Но будут ли на проталине живые всходы? Прорастут ли семена любви и милосердия в его сердце, высушенном горем? Да и пришло ли время для нового счастья? Кто мог ответить на эти вопросы, если сам Якушка еще не знал?
Чувствовал только Якушка, что жить так, как он жил раньше, в окаменелом тоскливом одиночестве, он уже не сможет… А может, надежда на счастье уже и есть счастье?..

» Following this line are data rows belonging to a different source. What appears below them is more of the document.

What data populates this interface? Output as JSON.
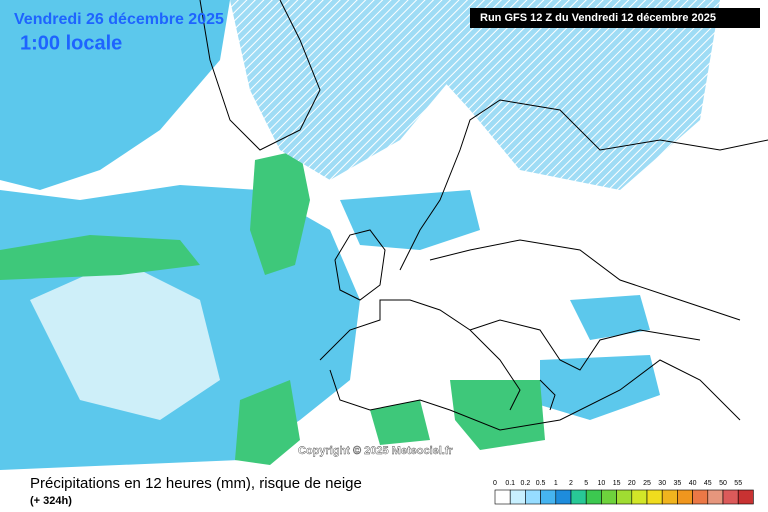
{
  "header": {
    "date": "Vendredi 26 décembre 2025",
    "time": "1:00 locale",
    "run": "Run GFS 12 Z du Vendredi 12 décembre 2025"
  },
  "map": {
    "copyright": "Copyright © 2025 Meteociel.fr"
  },
  "footer": {
    "title": "Précipitations en 12 heures (mm), risque de neige",
    "subtitle": "(+ 324h)"
  },
  "legend": {
    "labels": [
      "0",
      "0.1",
      "0.2",
      "0.5",
      "1",
      "2",
      "5",
      "10",
      "15",
      "20",
      "25",
      "30",
      "35",
      "40",
      "45",
      "50",
      "55"
    ],
    "colors": [
      "#ffffff",
      "#c8f0ff",
      "#96dcff",
      "#46b4f0",
      "#1e8cdc",
      "#28c896",
      "#3cc850",
      "#6ed23c",
      "#a0dc32",
      "#d2e628",
      "#f0dc1e",
      "#f0b41e",
      "#f0961e",
      "#eb7846",
      "#e6967d",
      "#dc5a5a",
      "#c83232"
    ]
  }
}
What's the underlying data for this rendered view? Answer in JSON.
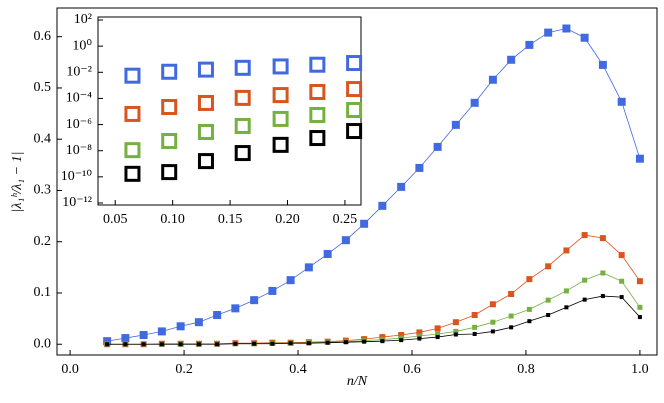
{
  "chart_data": [
    {
      "type": "line",
      "x_label": "n/N",
      "y_label": "|λ₁ʰ/λ₁ − 1|",
      "x": [
        0.065,
        0.097,
        0.129,
        0.161,
        0.194,
        0.226,
        0.258,
        0.29,
        0.323,
        0.355,
        0.387,
        0.419,
        0.452,
        0.484,
        0.516,
        0.548,
        0.581,
        0.613,
        0.645,
        0.677,
        0.71,
        0.742,
        0.774,
        0.806,
        0.839,
        0.871,
        0.903,
        0.935,
        0.968,
        1.0
      ],
      "series": [
        {
          "color": "#4169e1",
          "values": [
            0.006,
            0.012,
            0.018,
            0.025,
            0.035,
            0.043,
            0.057,
            0.07,
            0.086,
            0.104,
            0.125,
            0.15,
            0.176,
            0.203,
            0.235,
            0.27,
            0.307,
            0.344,
            0.385,
            0.428,
            0.471,
            0.516,
            0.555,
            0.584,
            0.608,
            0.616,
            0.598,
            0.545,
            0.473,
            0.362
          ]
        },
        {
          "color": "#d9541e",
          "values": [
            0.0,
            0.0,
            0.0,
            0.001,
            0.001,
            0.001,
            0.001,
            0.002,
            0.002,
            0.003,
            0.003,
            0.004,
            0.005,
            0.007,
            0.01,
            0.014,
            0.018,
            0.023,
            0.031,
            0.043,
            0.057,
            0.078,
            0.098,
            0.127,
            0.152,
            0.183,
            0.213,
            0.207,
            0.174,
            0.123
          ]
        },
        {
          "color": "#76b041",
          "values": [
            0,
            0,
            0,
            0,
            0,
            0,
            0.001,
            0.001,
            0.001,
            0.002,
            0.002,
            0.003,
            0.004,
            0.005,
            0.007,
            0.009,
            0.012,
            0.016,
            0.02,
            0.025,
            0.033,
            0.043,
            0.055,
            0.068,
            0.086,
            0.104,
            0.125,
            0.139,
            0.123,
            0.072
          ]
        },
        {
          "color": "#000000",
          "values": [
            0,
            0,
            0,
            0,
            0,
            0,
            0,
            0.001,
            0.001,
            0.001,
            0.002,
            0.002,
            0.003,
            0.004,
            0.005,
            0.006,
            0.008,
            0.011,
            0.014,
            0.019,
            0.02,
            0.025,
            0.033,
            0.045,
            0.057,
            0.072,
            0.087,
            0.094,
            0.092,
            0.053
          ]
        }
      ],
      "xlim": [
        -0.023,
        1.03
      ],
      "ylim": [
        -0.021,
        0.656
      ],
      "xticks": [
        {
          "value": 0,
          "label": "0.0"
        },
        0.2,
        0.4,
        0.6,
        0.8,
        {
          "value": 1,
          "label": "1.0"
        }
      ],
      "yticks": [
        {
          "value": 0,
          "label": "0.0"
        },
        0.1,
        0.2,
        0.3,
        0.4,
        0.5,
        0.6
      ]
    },
    {
      "type": "scatter",
      "x": [
        0.065,
        0.097,
        0.129,
        0.161,
        0.194,
        0.226,
        0.258
      ],
      "series": [
        {
          "color": "#4169e1",
          "values": [
            0.0055,
            0.011,
            0.016,
            0.022,
            0.028,
            0.038,
            0.051
          ]
        },
        {
          "color": "#d9541e",
          "values": [
            6.5e-06,
            2.2e-05,
            4.5e-05,
            0.00011,
            0.00018,
            0.00031,
            0.00052
          ]
        },
        {
          "color": "#76b041",
          "values": [
            1.1e-08,
            5.5e-08,
            2.7e-07,
            7.8e-07,
            2.7e-06,
            5.4e-06,
            1.3e-05
          ]
        },
        {
          "color": "#000000",
          "values": [
            1.7e-10,
            2.3e-10,
            1.6e-09,
            6.6e-09,
            2.8e-08,
            9.3e-08,
            3.2e-07
          ]
        }
      ],
      "y_log": true,
      "xlim": [
        0.035,
        0.264
      ],
      "ylim": [
        7e-13,
        170
      ],
      "xticks": [
        0.05,
        {
          "value": 0.1,
          "label": "0.10"
        },
        0.15,
        {
          "value": 0.2,
          "label": "0.20"
        },
        0.25
      ],
      "yticks": [
        {
          "value": 100,
          "label": "10²"
        },
        {
          "value": 1,
          "label": "10⁰"
        },
        {
          "value": 0.01,
          "label": "10⁻²"
        },
        {
          "value": 0.0001,
          "label": "10⁻⁴"
        },
        {
          "value": 1e-06,
          "label": "10⁻⁶"
        },
        {
          "value": 1e-08,
          "label": "10⁻⁸"
        },
        {
          "value": 1e-10,
          "label": "10⁻¹⁰"
        },
        {
          "value": 1e-12,
          "label": "10⁻¹²"
        }
      ]
    }
  ]
}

Все оборвалось на следующий день, оборвалось неожиданно, дико, стыдно.
Якушка и Милава шли по торговой площади. В толпе промелькнуло и скрылось будто бы знакомое лицо. Потом Якушку нагнали ратники наместника, молча заломили руки за спину, сорвали с пояса нож.
Подбежал толстенький человечек, завопил, тыкая пальцем в Якушку:
— Узнал я его! Тать он! Серебро своровал с московского мыта! Держите его крепко!
Якушка вгляделся в безбородое, трясущееся от злости лицо. Так и есть — знакомый рязанский купчишка, приятель мытника Саввы Безюли, видел он его на Гжельской заставе.
Побледнев, отшатнулась Милава, в удивленных глазах — боль, укор, жалость, ужас — все сразу…
— Верь мне, Милава! Невиновен я! — только и успел крикнуть Якушка, пока ратники волокли его к двору наместника…
Боярин Федор Безум поначалу показался Якушке совсем не грозным: росточка небольшого, бородка причесана волосок к волоску, пальцами цепочку перебирает, а на цепочке — резной кипарисовый крестик.
Заговорил наместник негромко, с улыбочкой:
— Беглый, значит? С московской заставы? Ай-яй-яй, как нехорошо! На заставе служить надобно, не бегать. Говорят, старшим был на заставе? Совсем нехорошо, коли старший бежит, худой пример показывает. И серебро своровал? Еще того хуже. Что делать с тобой, не придумаю. За воровство правую руку отсечь надобно, да на цепь, да в земляную тюрьму. Что делать с тобой, может, сам посоветуешь?
— Дозволь, боярин, наедине поговорить, — решился Якушка.
— Людей, что ли, стыдишься? — язвительно пропел боярин. — Ну, да ладно. Ступайте, ступайте! — вдруг закричал Федор Безум, взмахивая руками.
Ратники, отпустив Якушку, затопали к двери. Вышел и доказчик-купец, повторив напоследок: «Тать он, доподлинно знаю!» Только один, молчаливый, остался сидеть в углу. Якушка покосился на него, но спорить не стал — понял, что человек не из простых. И, как бы подтверждая догадку Якушки, наместник сказал:
— Ну, говори, молодец, а мы с сотником послушаем. Как на исповеди говори. Самое время тебе исповедоваться. Может, и отпустим грехи твои.
И Якушка начал:
— Что с заставы бежал — верно, и что серебро с собой унес — тоже верно.
— Ишь смелый какой! — повернулся наместник к молчаливому сотнику. — Сразу повинился! И то верно, и другое — верно. А неверное что есть?